15 December 2021
Statement
Is the following function continuous at \(x = 1\) ?
\(f(x) = \begin{cases} \frac{1}{x-1} & x \neq 1 \\ 2 & x=1 \end{cases}\)
Solution
\(f(x) = \begin{cases} \frac{1}{x-1} & x \neq 1 \\ 2 & x=1 \end{cases}\)
Let's start by finding the limit of \(f(x)\) when \(x \to 1\) from both sides.
From the right side
\(\lim\limits_{x \to 1^{+}} f(x)\)
\(= \lim\limits_{x \to 1^{+}} \frac{1}{x-1}\)
\(= \lim\limits_{x \to 1^{+}} \frac{1}{1^{+}-1}\)

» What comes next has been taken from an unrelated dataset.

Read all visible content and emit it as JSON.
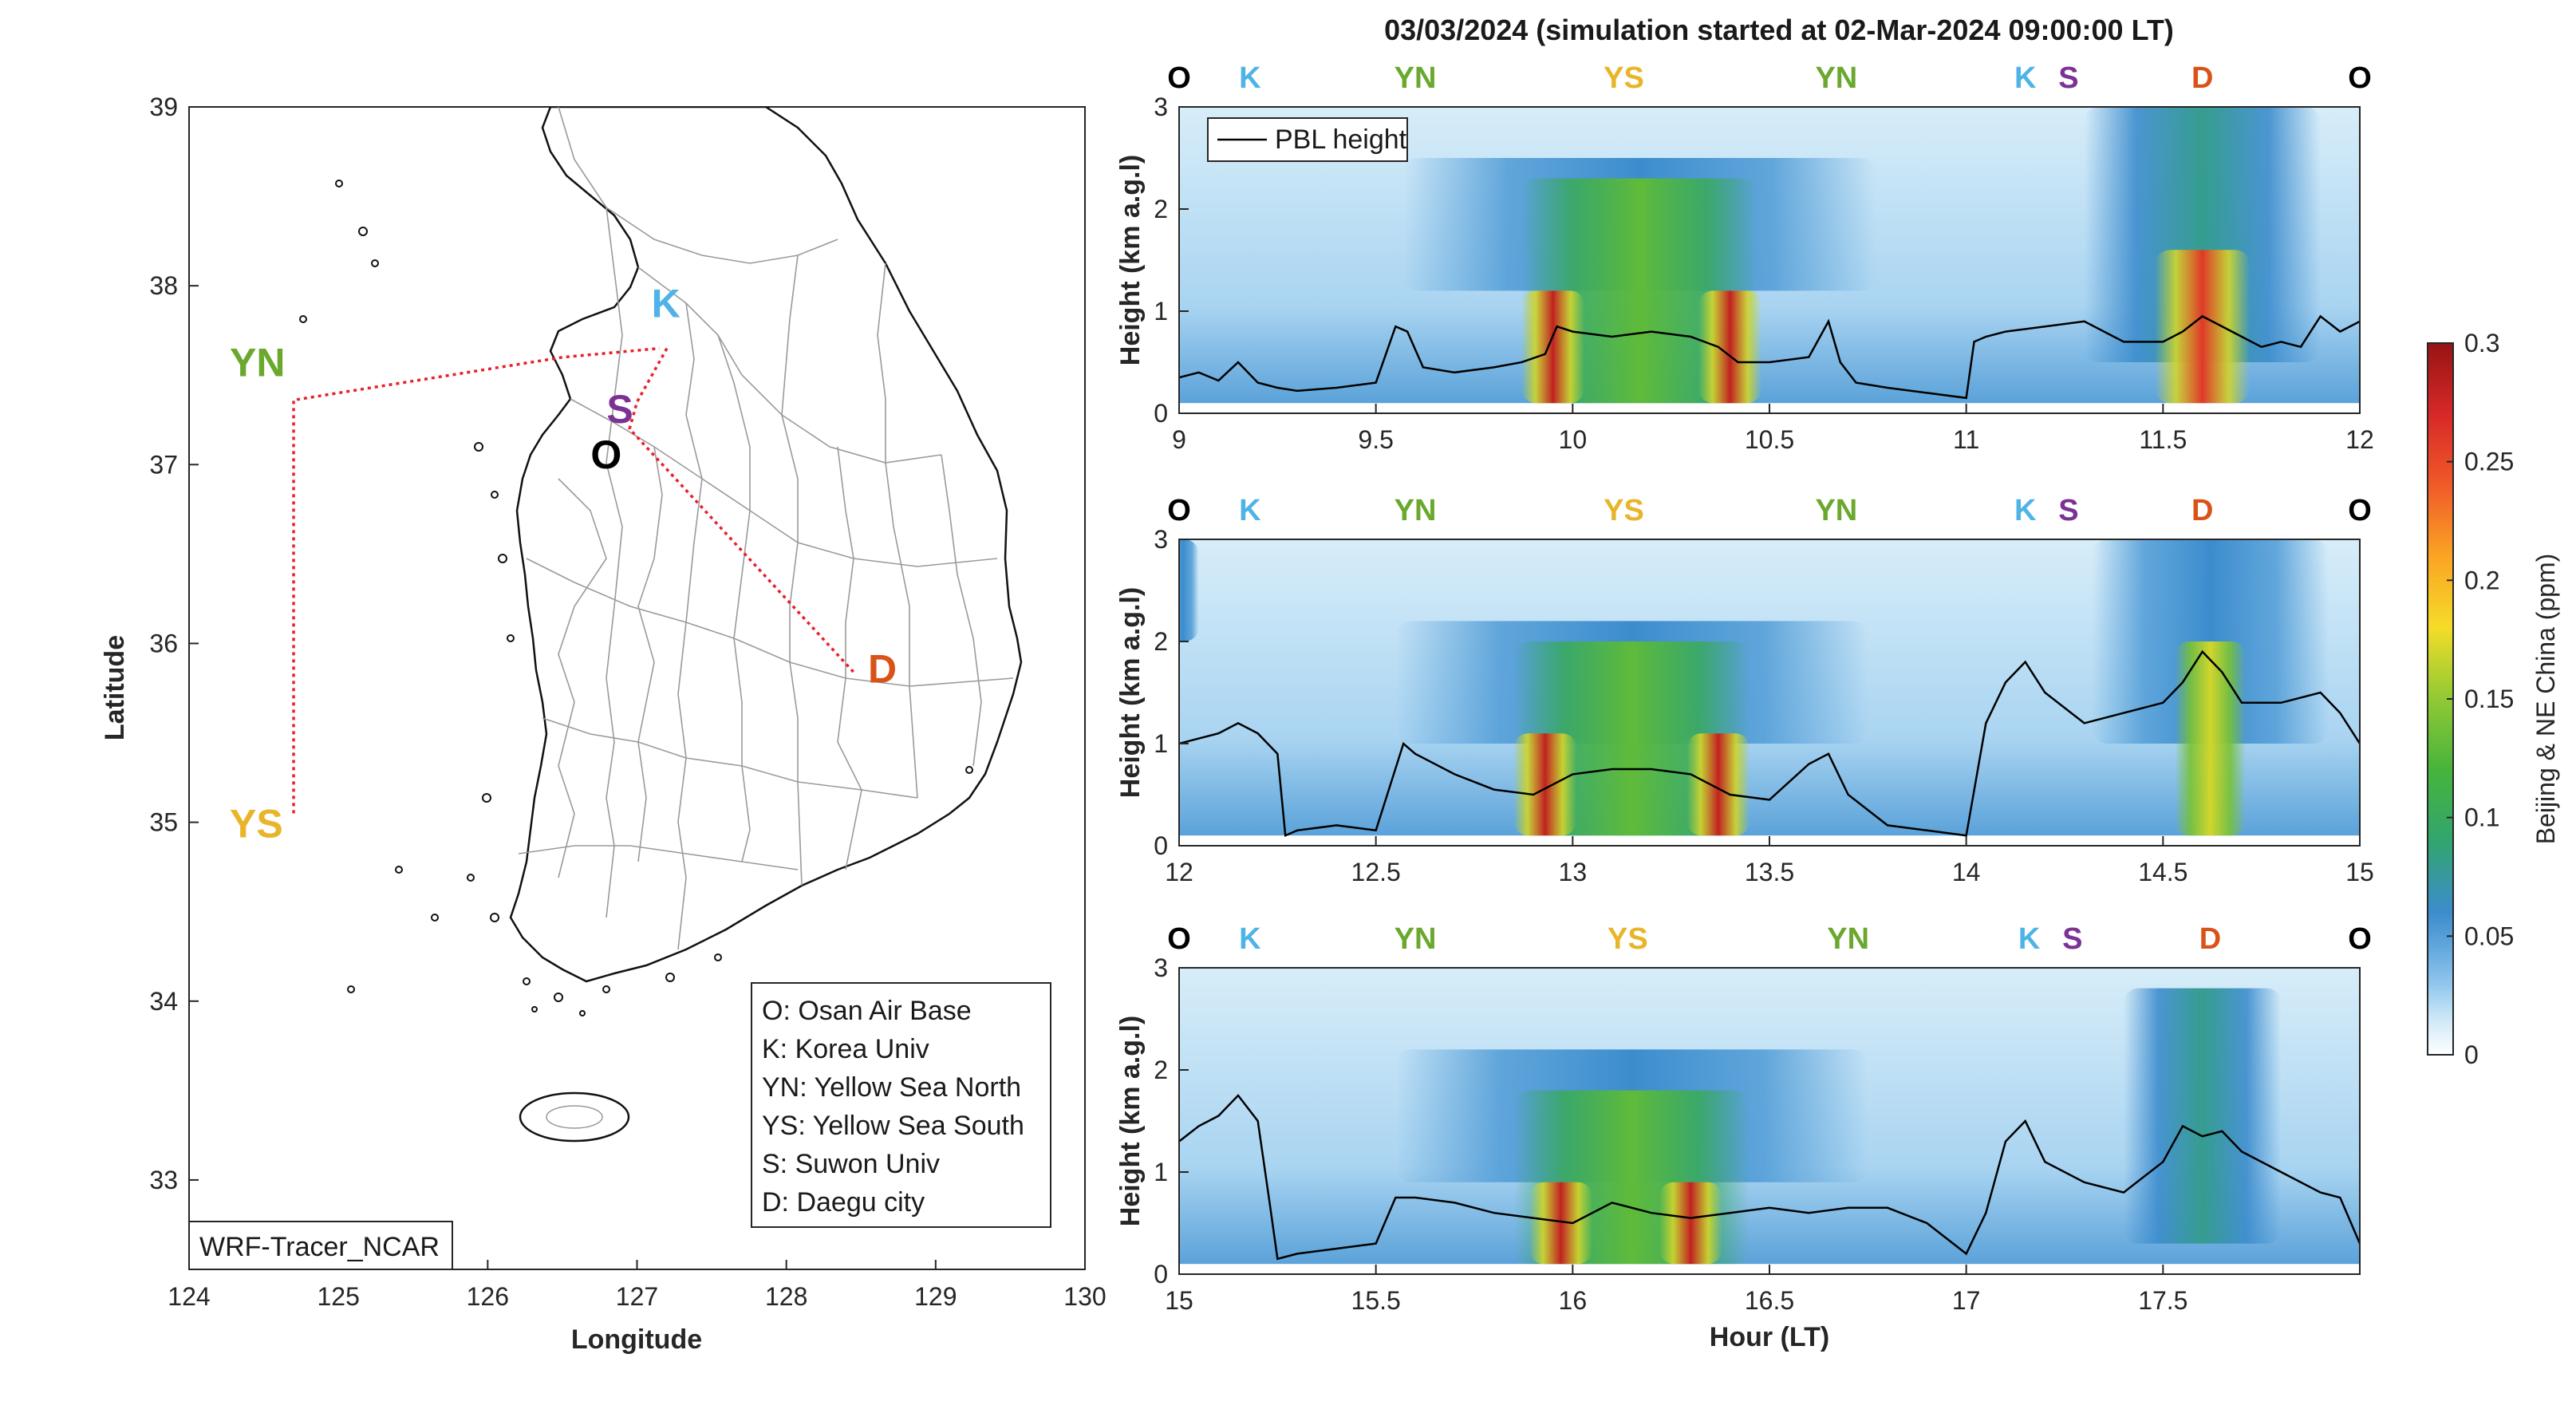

\(= \lim\limits_{x \to 1^{+}} \frac{1}{0^{+}}\)
\(= +\infty\)
From the left side
\(\lim\limits_{x \to 1^{-}} f(x)\)
\(= \lim\limits_{x \to 1^{-}} \frac{1}{x-1}\)
\(= \lim\limits_{x \to 1^{-}} \frac{1}{1^{-}-1}\)
\(= \lim\limits_{x \to 1^{-}} \frac{1}{0^{-}}\)
\(= -\infty\)
This already means there is a discontinuity to infinity at \(x=1\). And since \(f(1) = 2\) there are
double the reasons to believe the discontinuity exists.